I am getting lots of derivative pleasures these days from the election. There's the simple pleasure of the gossip mill, stupid things that Palin said that day, the "Bristol" tattoo on Levi Johnston's finger, what Michelle wore on Leno, pictures of Barack holding babies, the swipes that pundits take at one another, etc. Then there is the referred pleasure from knowing that practically everyone important to me is following the gossip mill with the same fervor as me. TG apparently wakes up before work to check the blogs and news sites, then races home after work to do the same thing. I can send a text to BFFAEAE at any moment about that instant's news story and nine times out of ten she is reading the same thing. Then there is the second-derivative referred pleasure of shared anxiety brought on by the shared gossip mill. My co-clerk NU has to go to the dentist tomorrow morning; she's getting fitted for a guard against teeth-grinding, which she says is the result of anxiety about the election. Almost all of my Obama-supporting friends fear the implausible - another stolen election, violence, bin Laden's endorsement - and hedge against disappointment. RK says he wants to keep his expectations low because he doesn't want to be crushed when higher ones are not met. Then there is the third-derivative referred pleasure of anticipating relief on Tuesday, when all of this is finally over. And finally, there is the actual goddamn relief. I got one of the coveted tickets to the Grant Park celebration because KG at Obama HQ sent out an email as soon as the ticketing process opened up and I snatched one with my filthy paws. Now I get to debate whether I'll actually go. It's going to be 70 degrees in Chicago that day. But Grant Park is, say, a quarter the size of Central Park. It's surrounded by skyscrapers on three sides, Lake Michigan on the other. How can it possibly be secured? What if there are nuts in boats trying to ram up from the shore?? (I told SL about this fear. And then I realized what I had said. And then I apologized and said I don't often talk to people these days. I also told BFFAEAE and she said, unhelpfully, that if I am to be blown to smithereens in Grant Park then that's just the right way for me to die.)

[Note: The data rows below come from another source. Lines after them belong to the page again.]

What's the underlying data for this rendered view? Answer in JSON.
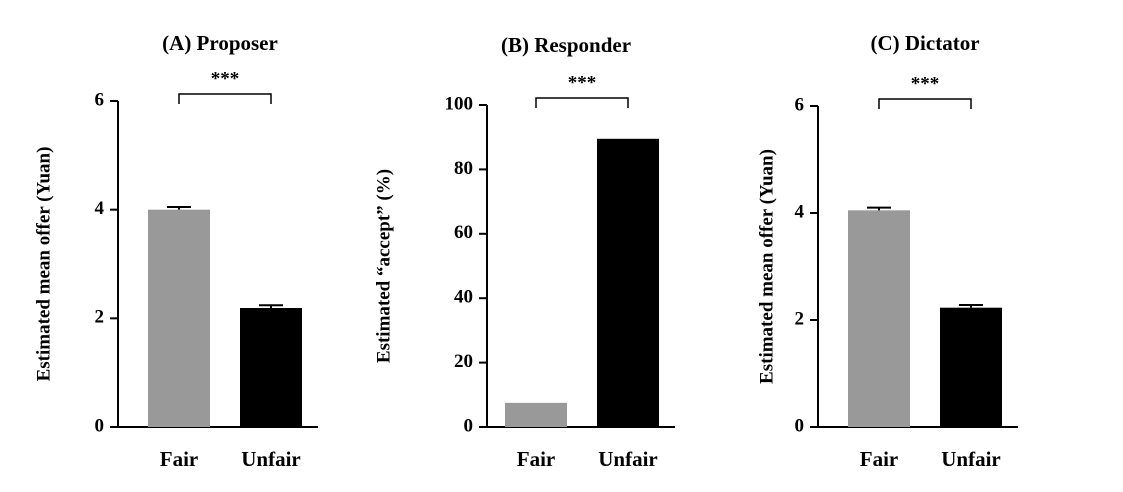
{
  "chart_data": [
    {
      "type": "bar",
      "title": "(A)  Proposer",
      "y_label": "Estimated mean offer (Yuan)",
      "categories": [
        "Fair",
        "Unfair"
      ],
      "values": [
        4.0,
        2.19
      ],
      "errors": [
        0.05,
        0.05
      ],
      "colors": [
        "#999999",
        "#000000"
      ],
      "ylim": [
        0,
        6
      ],
      "yticks": [
        0,
        2,
        4,
        6
      ],
      "significance": "***"
    },
    {
      "type": "bar",
      "title": "(B) Responder",
      "y_label": "Estimated “accept” (%)",
      "categories": [
        "Fair",
        "Unfair"
      ],
      "values": [
        7.5,
        89.5
      ],
      "colors": [
        "#999999",
        "#000000"
      ],
      "ylim": [
        0,
        100
      ],
      "yticks": [
        0,
        20,
        40,
        60,
        80,
        100
      ],
      "significance": "***"
    },
    {
      "type": "bar",
      "title": "(C)  Dictator",
      "y_label": "Estimated mean offer (Yuan)",
      "categories": [
        "Fair",
        "Unfair"
      ],
      "values": [
        4.05,
        2.23
      ],
      "errors": [
        0.05,
        0.05
      ],
      "colors": [
        "#999999",
        "#000000"
      ],
      "ylim": [
        0,
        6
      ],
      "yticks": [
        0,
        2,
        4,
        6
      ],
      "significance": "***"
    }
  ]
}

I went down to Obama's volunteer site on Clinton and Lake just to see what I could see. I know what the fifth canon of judicial ethics says, so don't worry about that. I thought I might be able to buy a t-shirt but of course t-shirts are contributions, so instead I just picked up a few free stickers. Now there is a row of "YES WE CAN"s tacked to my bulletin board above my laptop. When I was writing my senior thesis, I kept a notecard that said "DON'T THINK, DO / CF. FAKE IT TIL YOU MAKE IT" above my desk, for motivation. I am now five years older and can be slightly less cynical about my prospects. YES WE CAN YES WE CAN YES WE CAN YES WE CAN is now my preferred motivation. Am I a rube? A Branch Davidian? Who gives a shit! I am, above all, tired! Let it end!